“We are fine here in spite of the limited movements of goods due to the lockdown being implemented by the government because our own farm provides us with the commodities we need.” These words of assurance from Teodulo Badillo and his wife Delia, our farmer leaders in Molave, Zamboanga Del Sur who called me up last night to give updates on their situation eased our worries on the socio-economic impacts of COVID-19 on farmers’ lives.
Teodulo or Dokdok, as he is popularly known, has constantly been practicing agroecology or Diversified Integrated Farming System (DIFS) in local term for 11 years now, constantly making on-farm innovations, leading the social enterprise program of their organization, and unselfishly sharing his knowledge among the farmers in Zamboanga Peninsula Region and in several parts of Mindanao.
In their 1 hectare farm in Barangay Miligan, Dokdok and Delia planted rice, vegetables, fruit trees, herbs, and they also raised goats, native chickens, and ducks – providing them with all-year-round sources of secured and nutritious food, medicines, natural fertilizers, and regular income which is much higher than those organic farmers who depends only on rice.

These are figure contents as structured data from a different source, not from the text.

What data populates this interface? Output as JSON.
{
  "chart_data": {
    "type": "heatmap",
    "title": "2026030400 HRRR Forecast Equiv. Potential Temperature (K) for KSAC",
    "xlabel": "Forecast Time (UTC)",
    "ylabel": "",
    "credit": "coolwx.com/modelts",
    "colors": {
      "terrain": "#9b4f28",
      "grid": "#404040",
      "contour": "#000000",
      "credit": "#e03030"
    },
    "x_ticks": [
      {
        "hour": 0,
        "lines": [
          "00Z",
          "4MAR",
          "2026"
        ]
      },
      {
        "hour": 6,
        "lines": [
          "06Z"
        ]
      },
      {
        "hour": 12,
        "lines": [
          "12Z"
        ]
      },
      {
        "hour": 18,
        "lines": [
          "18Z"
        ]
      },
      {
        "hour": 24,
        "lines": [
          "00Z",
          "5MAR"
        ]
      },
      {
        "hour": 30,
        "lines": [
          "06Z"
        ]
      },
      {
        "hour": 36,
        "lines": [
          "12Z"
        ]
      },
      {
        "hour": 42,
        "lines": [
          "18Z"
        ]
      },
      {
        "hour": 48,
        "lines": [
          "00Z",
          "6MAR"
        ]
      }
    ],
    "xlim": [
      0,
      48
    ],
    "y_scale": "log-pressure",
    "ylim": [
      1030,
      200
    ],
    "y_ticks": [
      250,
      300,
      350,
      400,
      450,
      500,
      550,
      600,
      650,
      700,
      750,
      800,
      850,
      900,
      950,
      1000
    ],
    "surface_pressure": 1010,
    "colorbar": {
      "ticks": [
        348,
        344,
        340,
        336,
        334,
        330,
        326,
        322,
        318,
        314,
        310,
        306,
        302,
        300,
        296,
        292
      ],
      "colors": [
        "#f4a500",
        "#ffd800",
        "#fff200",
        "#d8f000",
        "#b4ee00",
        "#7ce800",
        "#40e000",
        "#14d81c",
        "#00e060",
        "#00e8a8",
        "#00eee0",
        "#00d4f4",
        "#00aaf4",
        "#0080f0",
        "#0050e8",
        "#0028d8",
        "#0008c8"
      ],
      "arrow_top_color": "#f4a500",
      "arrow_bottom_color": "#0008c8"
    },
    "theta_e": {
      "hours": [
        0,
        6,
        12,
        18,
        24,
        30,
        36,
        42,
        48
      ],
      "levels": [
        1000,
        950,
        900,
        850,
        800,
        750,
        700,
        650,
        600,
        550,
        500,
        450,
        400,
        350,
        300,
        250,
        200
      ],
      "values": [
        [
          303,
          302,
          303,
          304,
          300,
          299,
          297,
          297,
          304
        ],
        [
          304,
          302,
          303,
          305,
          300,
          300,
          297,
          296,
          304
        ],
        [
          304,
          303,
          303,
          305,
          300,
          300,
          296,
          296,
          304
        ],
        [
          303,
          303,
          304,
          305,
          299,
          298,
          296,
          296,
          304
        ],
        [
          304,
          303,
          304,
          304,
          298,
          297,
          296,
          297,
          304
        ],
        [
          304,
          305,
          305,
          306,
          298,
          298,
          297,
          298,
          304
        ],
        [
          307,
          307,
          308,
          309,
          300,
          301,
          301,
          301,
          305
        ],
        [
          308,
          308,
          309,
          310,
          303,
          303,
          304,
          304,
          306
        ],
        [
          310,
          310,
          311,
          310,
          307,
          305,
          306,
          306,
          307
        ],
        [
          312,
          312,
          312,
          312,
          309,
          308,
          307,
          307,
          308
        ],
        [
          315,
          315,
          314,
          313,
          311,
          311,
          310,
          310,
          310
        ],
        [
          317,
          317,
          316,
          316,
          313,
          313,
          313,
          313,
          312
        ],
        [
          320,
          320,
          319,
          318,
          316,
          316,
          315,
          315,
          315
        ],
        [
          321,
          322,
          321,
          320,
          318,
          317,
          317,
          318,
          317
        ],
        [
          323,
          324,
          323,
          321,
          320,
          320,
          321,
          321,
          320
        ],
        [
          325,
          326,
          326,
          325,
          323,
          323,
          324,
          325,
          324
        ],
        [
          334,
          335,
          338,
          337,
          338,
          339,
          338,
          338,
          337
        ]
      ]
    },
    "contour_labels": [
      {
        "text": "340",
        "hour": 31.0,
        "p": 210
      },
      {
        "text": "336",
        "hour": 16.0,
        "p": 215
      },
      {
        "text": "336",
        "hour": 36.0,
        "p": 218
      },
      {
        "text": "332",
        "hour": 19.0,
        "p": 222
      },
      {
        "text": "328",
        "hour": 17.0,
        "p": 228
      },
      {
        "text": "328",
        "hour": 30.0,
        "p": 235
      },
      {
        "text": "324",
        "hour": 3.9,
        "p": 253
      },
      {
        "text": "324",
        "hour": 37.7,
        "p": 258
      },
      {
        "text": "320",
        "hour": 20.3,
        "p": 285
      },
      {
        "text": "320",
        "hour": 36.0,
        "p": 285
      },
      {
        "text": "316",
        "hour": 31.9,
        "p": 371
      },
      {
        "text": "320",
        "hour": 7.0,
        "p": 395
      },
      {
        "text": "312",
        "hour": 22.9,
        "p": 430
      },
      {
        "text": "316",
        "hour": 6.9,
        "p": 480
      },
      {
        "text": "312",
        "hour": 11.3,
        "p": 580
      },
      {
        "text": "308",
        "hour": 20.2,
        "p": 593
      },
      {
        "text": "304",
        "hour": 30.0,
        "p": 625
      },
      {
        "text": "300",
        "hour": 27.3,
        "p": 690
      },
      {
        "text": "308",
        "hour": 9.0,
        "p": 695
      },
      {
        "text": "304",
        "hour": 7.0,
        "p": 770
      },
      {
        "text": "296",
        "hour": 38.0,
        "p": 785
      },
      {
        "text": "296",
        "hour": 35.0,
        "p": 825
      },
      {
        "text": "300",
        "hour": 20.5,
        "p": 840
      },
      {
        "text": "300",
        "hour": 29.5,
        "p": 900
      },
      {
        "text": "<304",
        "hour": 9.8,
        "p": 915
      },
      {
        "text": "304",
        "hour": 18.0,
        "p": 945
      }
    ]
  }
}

In a time like this, the couple sees the multi-dimensional benefits of practicing DIFS, giving their commitment to teaching other farmers.
COVID-19 threatens not only our health but, even worst, our food supply, ‘normal’ economic activities and regular sources of income. It is feared that the food crisis will exacerbate in the months to come if the lockdown would probably be prolonged and the situation won’t be back to normal as it was. In the cities, for instance, the supply of food is already becoming quite alarming.
Dokdok and Delia affirm that practicing DIFS makes their family more agile to face this kind of situation, fully believing that DIFS plays an essential element for the sustainability of small-scale farming families and local economies.